As an IT or cybersecurity professional or even if you are a vendor (sorry I meant solution provider) who is climbing the organizational ladder (or just trying to stay employed), sooner or later you will cross paths with the audit committee - whether appearing in person or helping your boss prepare for a meeting (and his attempts to climb the ladder or stayed employed).
This can be a great opportunity to showcase your contributions and value to the organization, and can serve as an opening for additional budget and career opportunities. But before you make your play, you should know who you are playing with. Here are some "street-smarts" that will help you navigate and understand some of the basic roles of the players are in the "playground."
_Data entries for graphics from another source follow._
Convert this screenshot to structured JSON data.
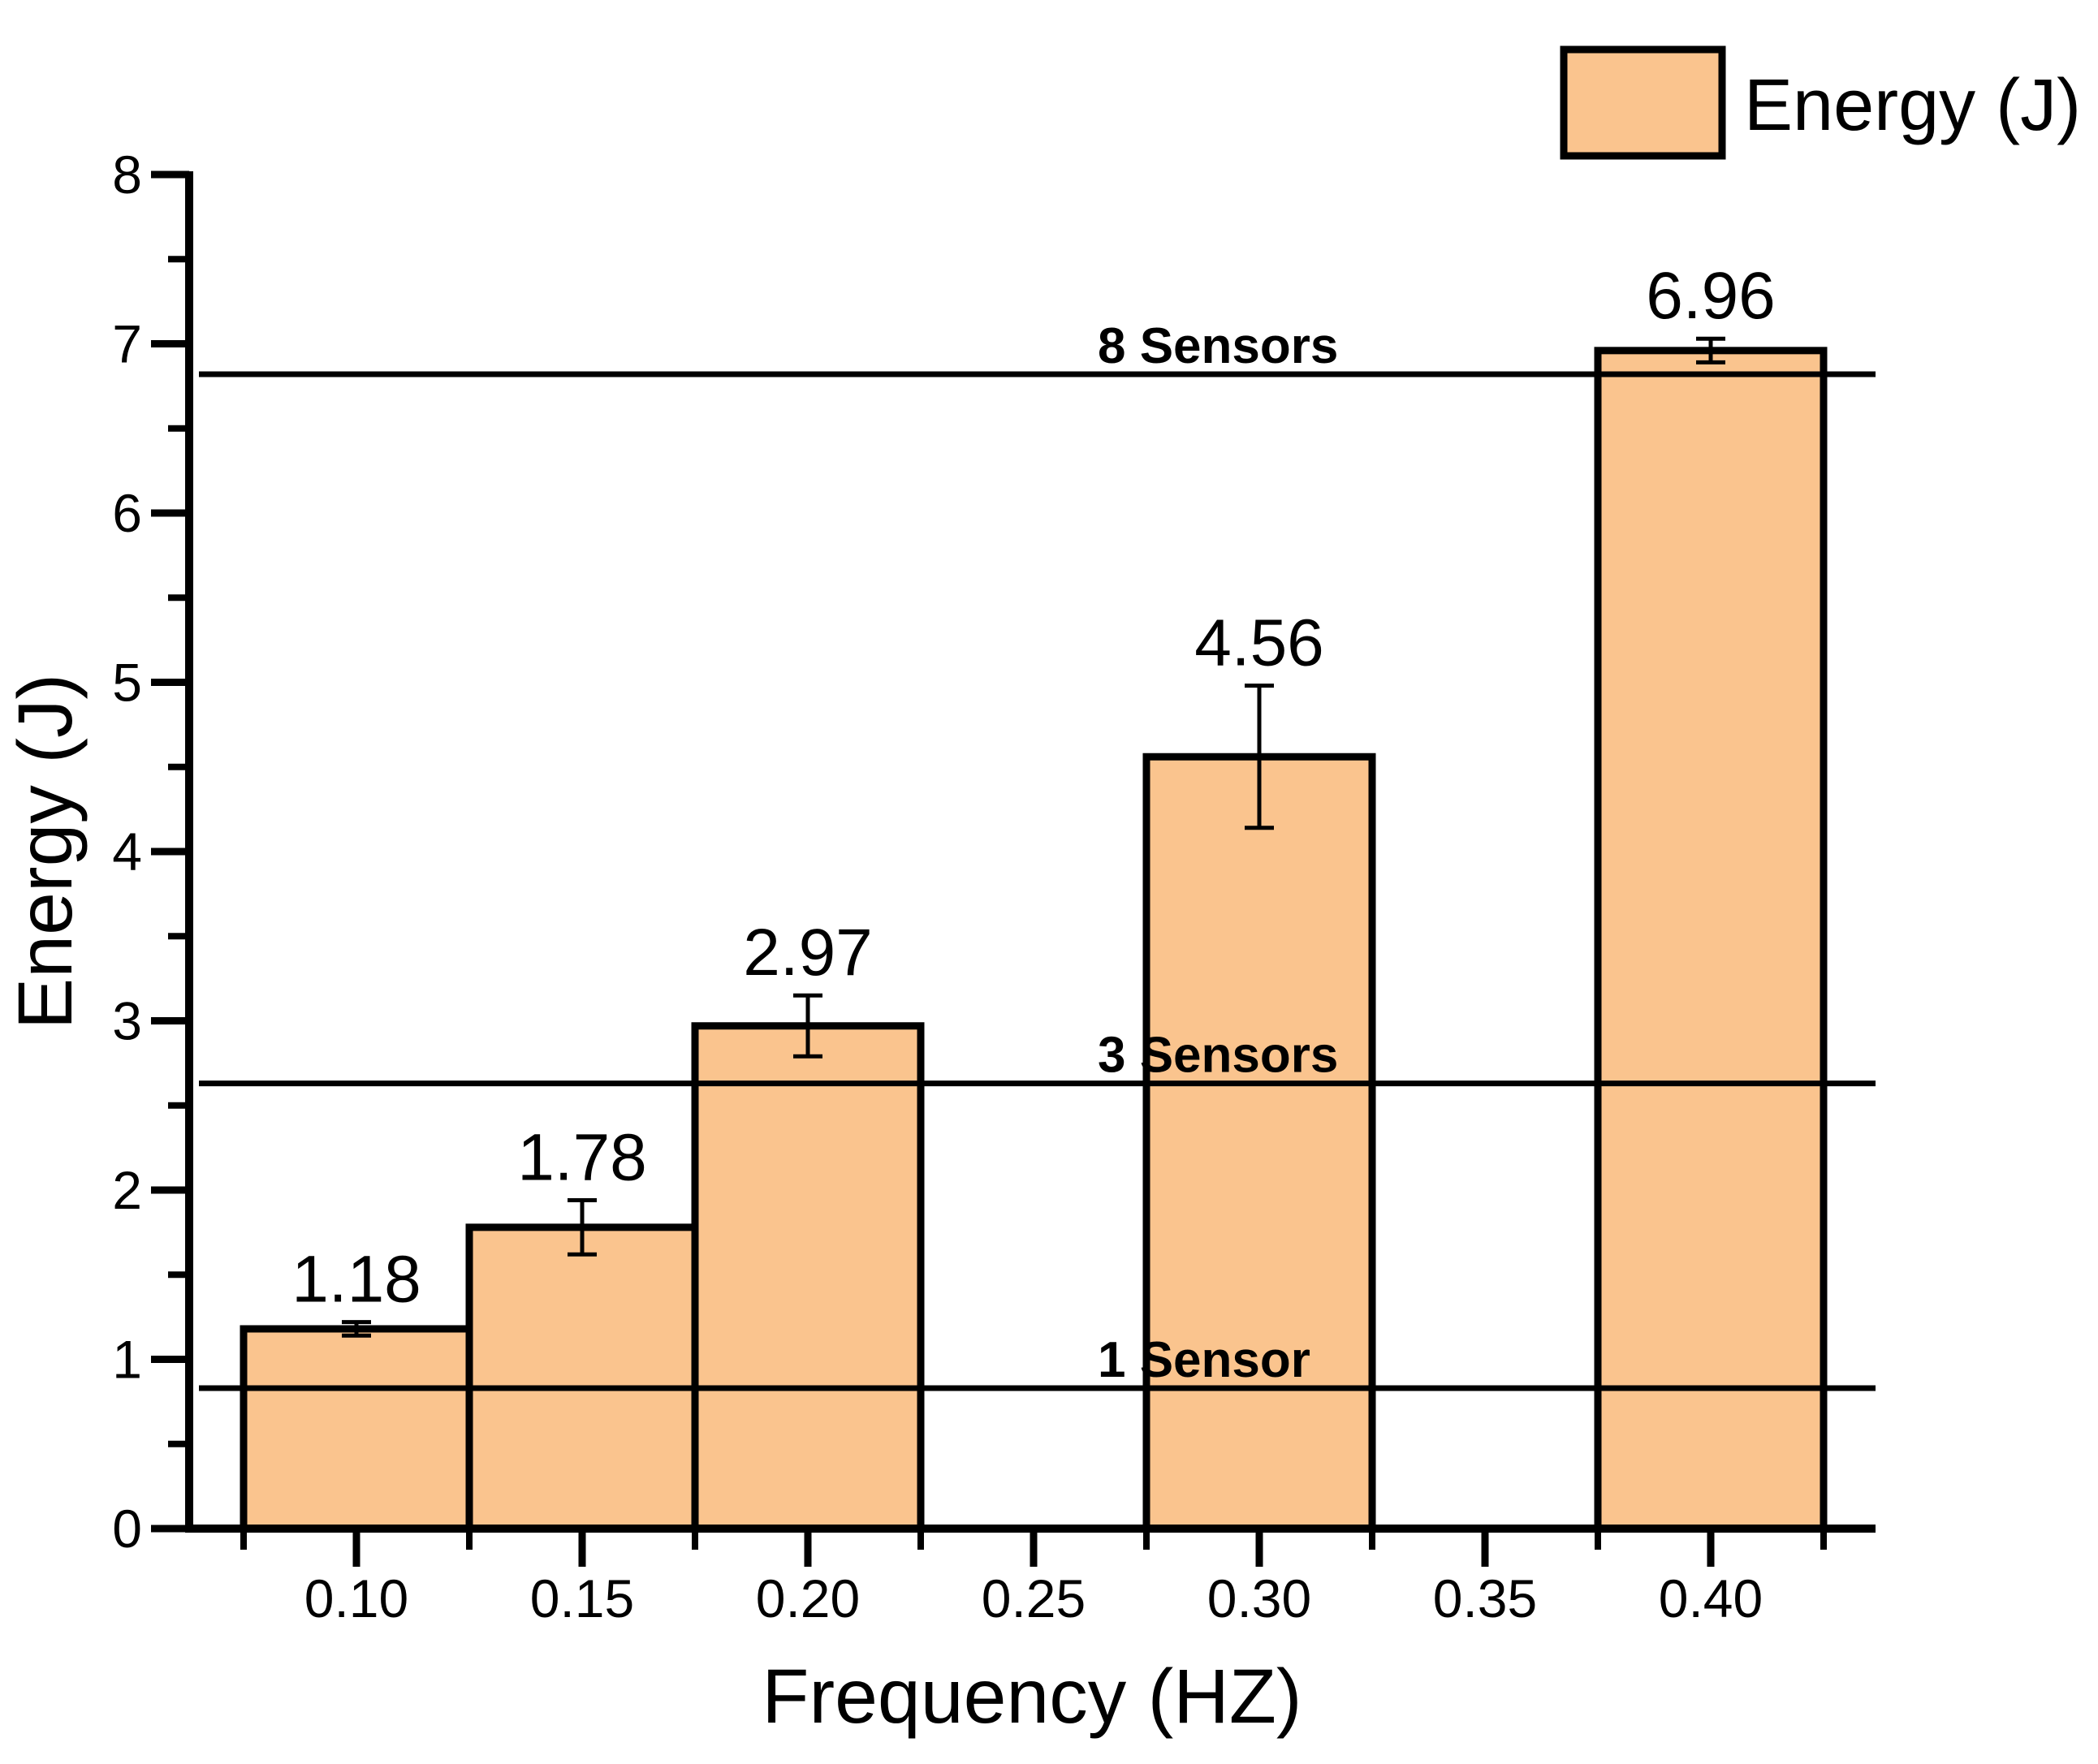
{
  "page": {
    "background": "#FFFFFF",
    "text_color": "#000000"
  },
  "chart_data": {
    "type": "bar",
    "title": "",
    "xlabel": "Frequency (HZ)",
    "ylabel": "Energy (J)",
    "legend_label": "Energy (J)",
    "legend_position": "top-right",
    "grid": false,
    "x": [
      0.1,
      0.15,
      0.2,
      0.3,
      0.4
    ],
    "values": [
      1.18,
      1.78,
      2.97,
      4.56,
      6.96
    ],
    "value_labels": [
      "1.18",
      "1.78",
      "2.97",
      "4.56",
      "6.96"
    ],
    "errors": [
      0.04,
      0.16,
      0.18,
      0.42,
      0.07
    ],
    "bar_width_x": 0.05,
    "bar_fill": "#FAC48E",
    "bar_edge": "#000000",
    "xlim": [
      0.063,
      0.4365
    ],
    "ylim": [
      0,
      8
    ],
    "x_major_ticks": [
      0.1,
      0.15,
      0.2,
      0.25,
      0.3,
      0.35,
      0.4
    ],
    "x_minor_ticks": [
      0.075,
      0.125,
      0.175,
      0.225,
      0.275,
      0.325,
      0.375,
      0.425
    ],
    "y_major_ticks": [
      0,
      1,
      2,
      3,
      4,
      5,
      6,
      7,
      8
    ],
    "y_minor_ticks": [
      0.5,
      1.5,
      2.5,
      3.5,
      4.5,
      5.5,
      6.5,
      7.5
    ],
    "reference_lines": [
      {
        "label": "1 Sensor",
        "value": 0.83
      },
      {
        "label": "3 Sensors",
        "value": 2.63
      },
      {
        "label": "8 Sensors",
        "value": 6.82
      }
    ]
  }
}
So what exactly do they do?
Generally, each audit committee's objectives will vary by organization. An "Audit Committee Charter" is used to define what the audit committee's role is at the particular organization. Many companies, especially publicly-traded and large not-for-profits, will include a copy of the charter on their website. Generally, the committee is composed of independent directors who monitor the integrity of financial information, the hiring and oversight of the CPA firm performing the annual financial statement audit, the hiring and performance of the internal audit department and general compliance with laws and regulations.
In some companies the committee is also responsible for risk oversight, although as the risk function has evolved, some companies have established a separate risk committee. Because of the above responsibilities and their expertise in monitoring risk and controls, a number of companies assign cybersecurity oversight - especially testing effectiveness of the cybersecurity program to this committee.
Who are these people?
Appointed by the full board or nominating committee, the audit committee is usually comprised of three to six outside (non-management) directors. Typically, directors have experience in executive management functions at other companies (like other CEOs or CFOs), represent key investors or investment groups (finance and attorney types), have significant insights or relationships with key stakeholders (can refer business to the organization) or provide relevant subject matter expertise (technology).
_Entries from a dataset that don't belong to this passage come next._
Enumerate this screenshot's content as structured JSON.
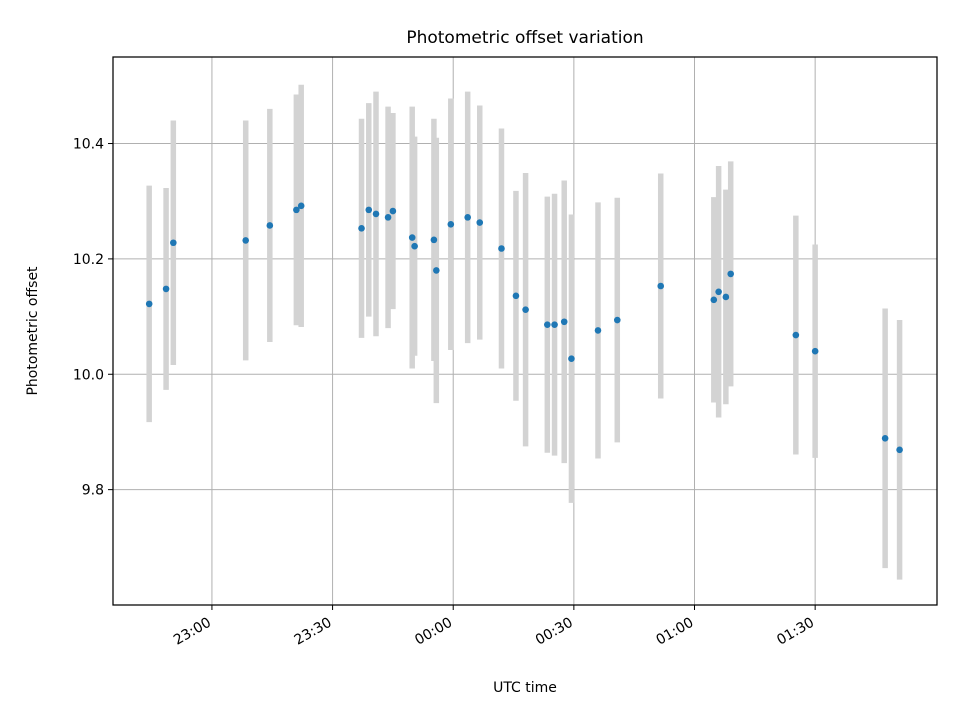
{
  "chart_data": {
    "type": "scatter",
    "title": "Photometric offset variation",
    "xlabel": "UTC time",
    "ylabel": "Photometric offset",
    "x_tick_labels": [
      "23:00",
      "23:30",
      "00:00",
      "00:30",
      "01:00",
      "01:30"
    ],
    "y_tick_labels": [
      "9.8",
      "10.0",
      "10.2",
      "10.4"
    ],
    "x_ticks": [
      -60,
      -30,
      0,
      30,
      60,
      90
    ],
    "y_ticks": [
      9.8,
      10.0,
      10.2,
      10.4
    ],
    "xlim": [
      -84.6,
      120.3
    ],
    "ylim": [
      9.6,
      10.55
    ],
    "grid": true,
    "marker_color": "#1f77b4",
    "errorbar_color": "#d3d3d3",
    "points": [
      {
        "x": -75.6,
        "y": 10.122,
        "err": 0.205
      },
      {
        "x": -71.4,
        "y": 10.148,
        "err": 0.175
      },
      {
        "x": -69.6,
        "y": 10.228,
        "err": 0.212
      },
      {
        "x": -51.6,
        "y": 10.232,
        "err": 0.208
      },
      {
        "x": -45.6,
        "y": 10.258,
        "err": 0.202
      },
      {
        "x": -39.0,
        "y": 10.285,
        "err": 0.2
      },
      {
        "x": -37.8,
        "y": 10.292,
        "err": 0.21
      },
      {
        "x": -22.8,
        "y": 10.253,
        "err": 0.19
      },
      {
        "x": -21.0,
        "y": 10.285,
        "err": 0.185
      },
      {
        "x": -19.2,
        "y": 10.278,
        "err": 0.212
      },
      {
        "x": -16.2,
        "y": 10.272,
        "err": 0.192
      },
      {
        "x": -15.0,
        "y": 10.283,
        "err": 0.17
      },
      {
        "x": -10.2,
        "y": 10.237,
        "err": 0.227
      },
      {
        "x": -9.6,
        "y": 10.222,
        "err": 0.19
      },
      {
        "x": -4.8,
        "y": 10.233,
        "err": 0.21
      },
      {
        "x": -4.2,
        "y": 10.18,
        "err": 0.23
      },
      {
        "x": -0.6,
        "y": 10.26,
        "err": 0.218
      },
      {
        "x": 3.6,
        "y": 10.272,
        "err": 0.218
      },
      {
        "x": 6.6,
        "y": 10.263,
        "err": 0.203
      },
      {
        "x": 12.0,
        "y": 10.218,
        "err": 0.208
      },
      {
        "x": 15.6,
        "y": 10.136,
        "err": 0.182
      },
      {
        "x": 18.0,
        "y": 10.112,
        "err": 0.237
      },
      {
        "x": 23.4,
        "y": 10.086,
        "err": 0.222
      },
      {
        "x": 25.2,
        "y": 10.086,
        "err": 0.227
      },
      {
        "x": 27.6,
        "y": 10.091,
        "err": 0.245
      },
      {
        "x": 29.4,
        "y": 10.027,
        "err": 0.25
      },
      {
        "x": 36.0,
        "y": 10.076,
        "err": 0.222
      },
      {
        "x": 40.8,
        "y": 10.094,
        "err": 0.212
      },
      {
        "x": 51.6,
        "y": 10.153,
        "err": 0.195
      },
      {
        "x": 64.8,
        "y": 10.129,
        "err": 0.178
      },
      {
        "x": 66.0,
        "y": 10.143,
        "err": 0.218
      },
      {
        "x": 67.8,
        "y": 10.134,
        "err": 0.186
      },
      {
        "x": 69.0,
        "y": 10.174,
        "err": 0.195
      },
      {
        "x": 85.2,
        "y": 10.068,
        "err": 0.207
      },
      {
        "x": 90.0,
        "y": 10.04,
        "err": 0.185
      },
      {
        "x": 107.4,
        "y": 9.889,
        "err": 0.225
      },
      {
        "x": 111.0,
        "y": 9.869,
        "err": 0.225
      }
    ]
  }
}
Given the rapid evolution and complexity of business models, audit committees sometimes appoint "associate" members who can supplement existing committee knowledge and who can represent the committee's interests and concerns. Generally, for publicly-listed companies, at least one audit committee member should be designated as a financial expert - someone who has the appropriate background to understand and if needed question the integrity of the financial statements. One audit committee member is also designated as the chair of the committee. And yes, if you look at your organization's filings with the SEC you can see their bios, why they chosen, and their compensation.